Uh oh. I’ve been up for half an hour and I’m already cold. This does not bode well for the rest of the day.
(6:55 p.m.)
Today has been a pretty good day, I must say, despite the fact that I’ve been cold for most of it. In fact, my fingers are tingling now as I type, trying desperately to warm up from the chill outside. I complained to Carter about the cold this morning, then realized to my amusement that he’s not exactly the best person to complain to about this particular subject, seeing as how he spends his weeks in Pittsburgh where the high for the day is lower than the low here. Ah well.
I am really pumped about my group assignment for E206, a project class I am taking this quarter where we learn how to design and build — from scratch — a simple control system. I am in the “wire walker” group with Aaron, Mike, and Steve, three people who I know well and really enjoy. I know working with them will be fun. Right now we’re thinking of making some sort of balancing beam, where corrections will be made via propellers on each end of the bar, or some sort of air thruster system. We don’t know if we’re shooting too high or if we could actually accomplish more, but we’ll find out soon enough I suppose.

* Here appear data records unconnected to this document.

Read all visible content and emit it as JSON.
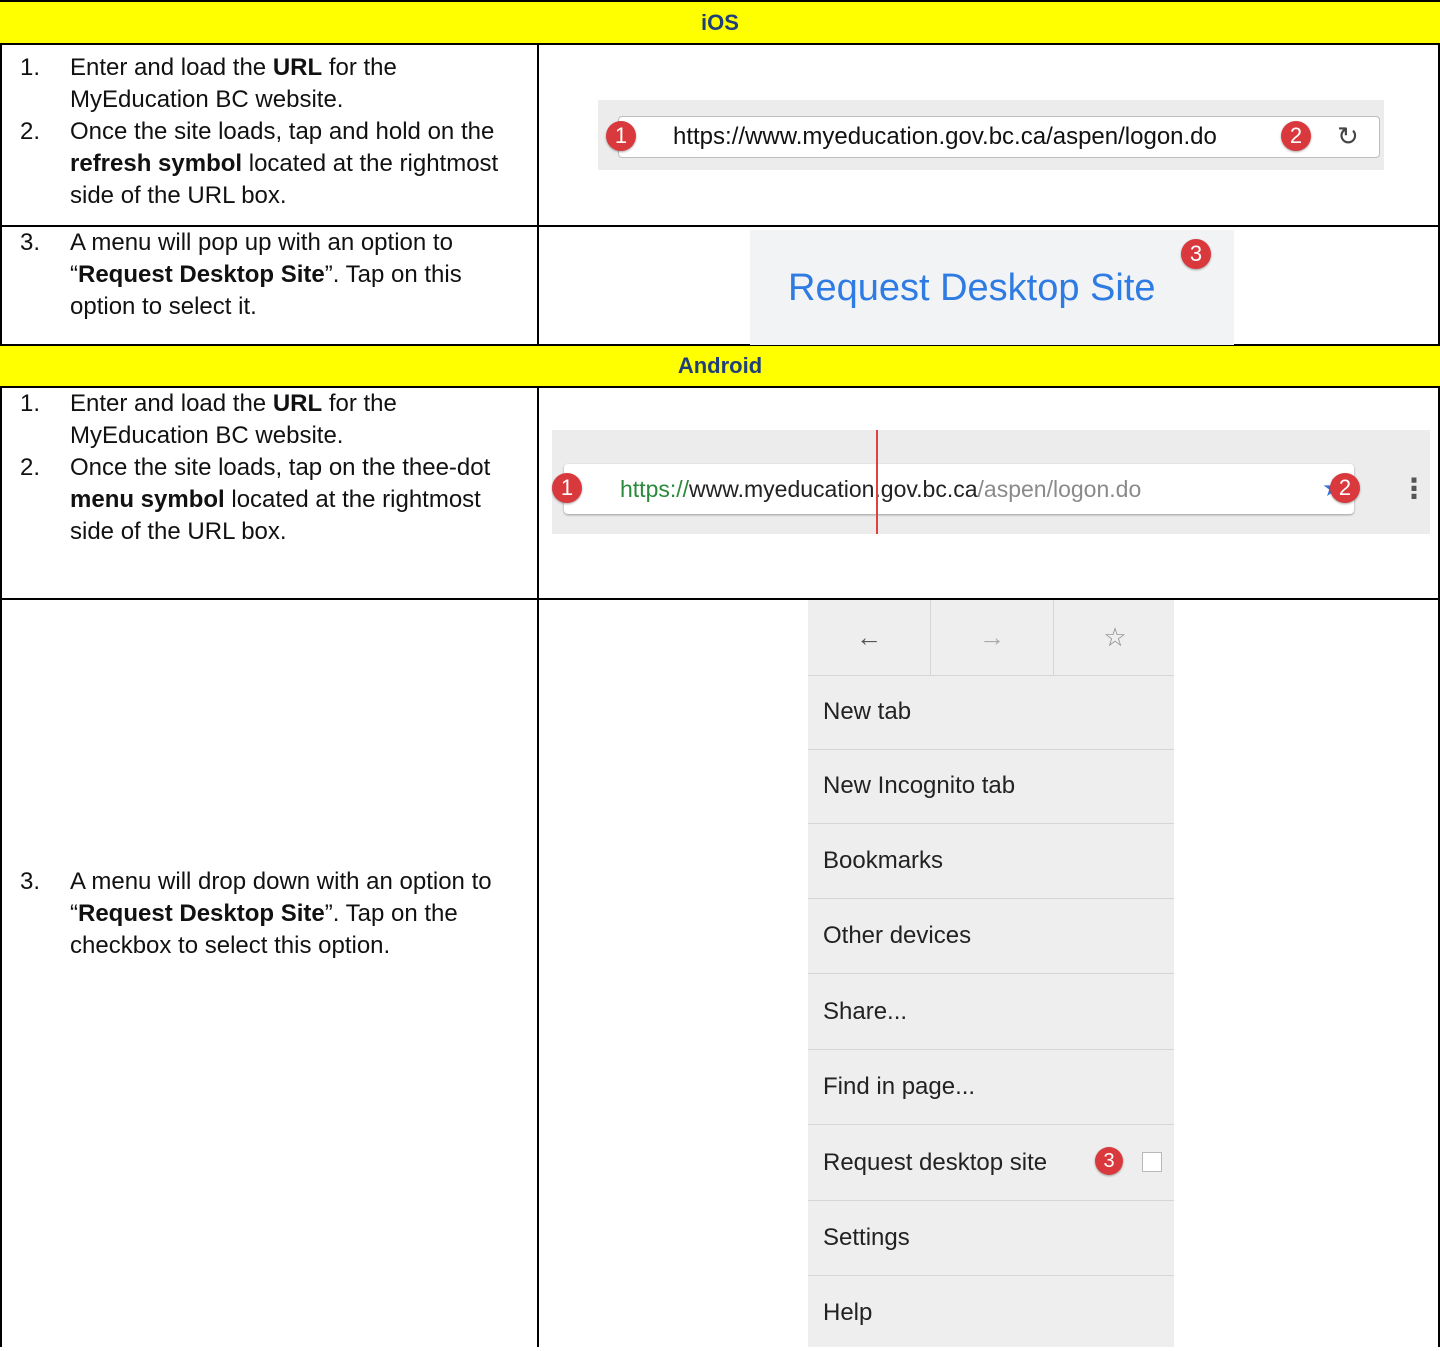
{
  "ios": {
    "header": "iOS",
    "steps_a": [
      {
        "num": "1.",
        "pre": "Enter and load the ",
        "bold": "URL",
        "post": " for the MyEducation BC website."
      },
      {
        "num": "2.",
        "pre": "Once the site loads, tap and hold on the ",
        "bold": "refresh symbol",
        "post": " located at the rightmost side of the URL box."
      }
    ],
    "steps_b": [
      {
        "num": "3.",
        "pre": "A menu will pop up with an option to “",
        "bold": "Request Desktop Site",
        "post": "”.  Tap on this option to select it."
      }
    ],
    "url": "https://www.myeducation.gov.bc.ca/aspen/logon.do",
    "badge1": "1",
    "badge2": "2",
    "badge3": "3",
    "refresh_icon": "refresh-icon",
    "request_label": "Request Desktop Site"
  },
  "android": {
    "header": "Android",
    "steps_a": [
      {
        "num": "1.",
        "pre": "Enter and load the ",
        "bold": "URL",
        "post": " for the MyEducation BC website."
      },
      {
        "num": "2.",
        "pre": "Once the site loads, tap on the thee-dot ",
        "bold": "menu symbol",
        "post": " located at the rightmost side of the URL box."
      }
    ],
    "steps_b": [
      {
        "num": "3.",
        "pre": "A menu will drop down with an option to “",
        "bold": "Request Desktop Site",
        "post": "”. Tap on the checkbox to select this option."
      }
    ],
    "url_scheme": "https://",
    "url_domain": "www.myeducation.gov.bc.ca",
    "url_path": "/aspen/logon.do",
    "badge1": "1",
    "badge2": "2",
    "badge3": "3",
    "nav_icons": [
      "←",
      "→",
      "☆"
    ],
    "menu_items": [
      "New tab",
      "New Incognito tab",
      "Bookmarks",
      "Other devices",
      "Share...",
      "Find in page...",
      "Request desktop site",
      "Settings",
      "Help"
    ]
  }
}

My ME215 (a.k.a. read books about life and emotions and psychology and then discuss) class was really interesting today. It is neat to see how a group of people will open up when they feel comfortable, or when they feel like they won’t be judged. That’s what this class is like. For the first two hours we discussed this past week’s reading assignment, a book called “The Adjusted American.” If you ever want to gain some alternately pessimistic and insightful observations about the needs, wants and emotions of a so-called “adjusted” American person such as yourself, iI highly recommend the book. Even though I didn’t agree with everything said, I still was able to find some situations where I could easily identify myself…you know, the sort of thought where you go “hey, wait, I do that sometimes!”

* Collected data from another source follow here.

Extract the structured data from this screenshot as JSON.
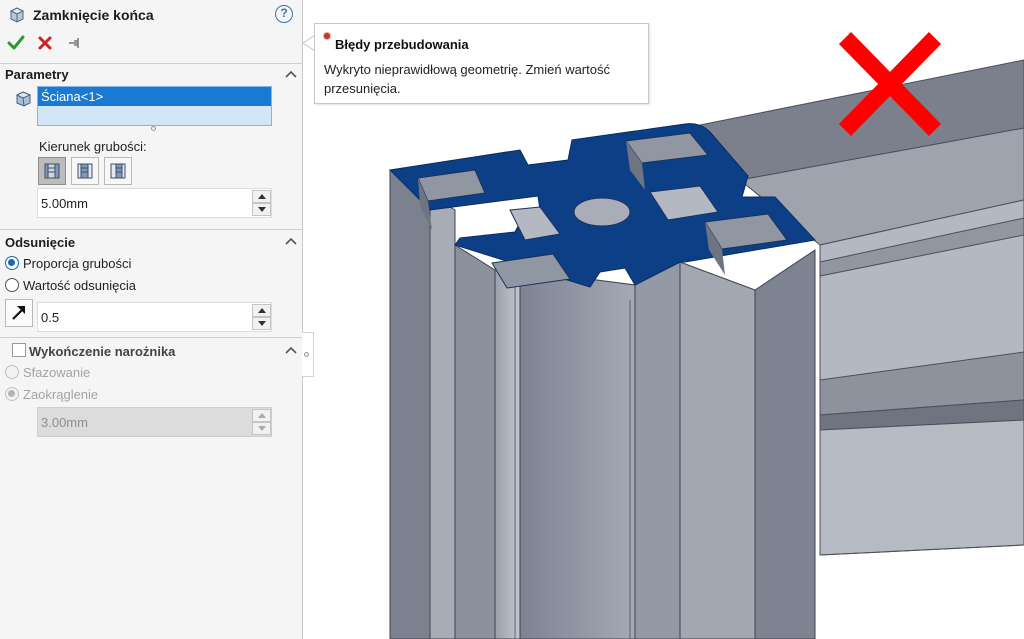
{
  "property_manager": {
    "title": "Zamknięcie końca",
    "help_symbol": "?",
    "icons": {
      "feature": "end-cap-feature-icon",
      "ok": "green-check-icon",
      "cancel": "red-x-icon",
      "pin": "pushpin-icon"
    },
    "colors": {
      "ok": "#2e9a2e",
      "cancel": "#d22020",
      "selection": "#1979d3"
    },
    "parameters": {
      "title": "Parametry",
      "selection_items": [
        "Ściana<1>"
      ],
      "thickness_direction_label": "Kierunek grubości:",
      "direction_buttons": [
        "thickness-outward-icon",
        "thickness-inward-icon",
        "thickness-midplane-icon"
      ],
      "active_direction_index": 0,
      "thickness_value": "5.00mm"
    },
    "offset": {
      "title": "Odsunięcie",
      "options": [
        {
          "label": "Proporcja grubości",
          "checked": true
        },
        {
          "label": "Wartość odsunięcia",
          "checked": false
        }
      ],
      "value": "0.5"
    },
    "corner_treatment": {
      "title": "Wykończenie narożnika",
      "enabled": false,
      "options": [
        {
          "label": "Sfazowanie",
          "checked": false
        },
        {
          "label": "Zaokrąglenie",
          "checked": true
        }
      ],
      "value": "3.00mm"
    }
  },
  "graphics": {
    "error_tooltip": {
      "title": "Błędy przebudowania",
      "message": "Wykryto nieprawidłową geometrię. Zmień wartość przesunięcia."
    },
    "error_mark_icon": "red-x-mark-icon",
    "colors": {
      "error_mark": "#ff0000",
      "selected_face": "#0d3f86",
      "profile": "#8e939f"
    }
  }
}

The most potent example for me was the story of a housewife who has been at home the entire rainy day cooking and cleaning and running errands and dealing with her children. Later that night the children have finally gone to bed and she has a moment of peace and quiet. She is cleaning up the dishes in the kitchen when her husband finally gets home from work and says “you still haven’t finished the dishes??” At which point the wife bursts into tears. The point is that all day she has been stressed out and anxious and all she can think of is what an outsider would disdainfully think of her as they observed her actions, and so when her husband returns and voices her negative thoughts about herself, she breaks down. The book’s summation of the situation says “the unfair criticism which galls is that which he directs against himself.” I think sometimes I have this same tendency to take the slightest criticism and blow it out of proportion, and that habit is something I’ve been really working on lately.
Later on, the book has another great (if unsurprising) conclusion that “most of what [the adjusted American] does is undertaken for the effect it will have on other people. Thus he imposes on himself a constant concern with what he thinks other people think he should be doing, or how other people evaluate what he has done.” Psycho-babble-ish as it may appear, in my case it is also very accurate, and yet another thing I have realized over the past few years that I am prone to doing myself.
Towards the end we did a fun activity where we sat in three groups of 7 or 8 and went around the circle asking questions…things ranging from “when was the last time you cried” to “what’s the last book you read for pleasure” to “when’s the last time you had a sleepless night?” I surprised myself with some of the things I admitted. It really is an interesting class.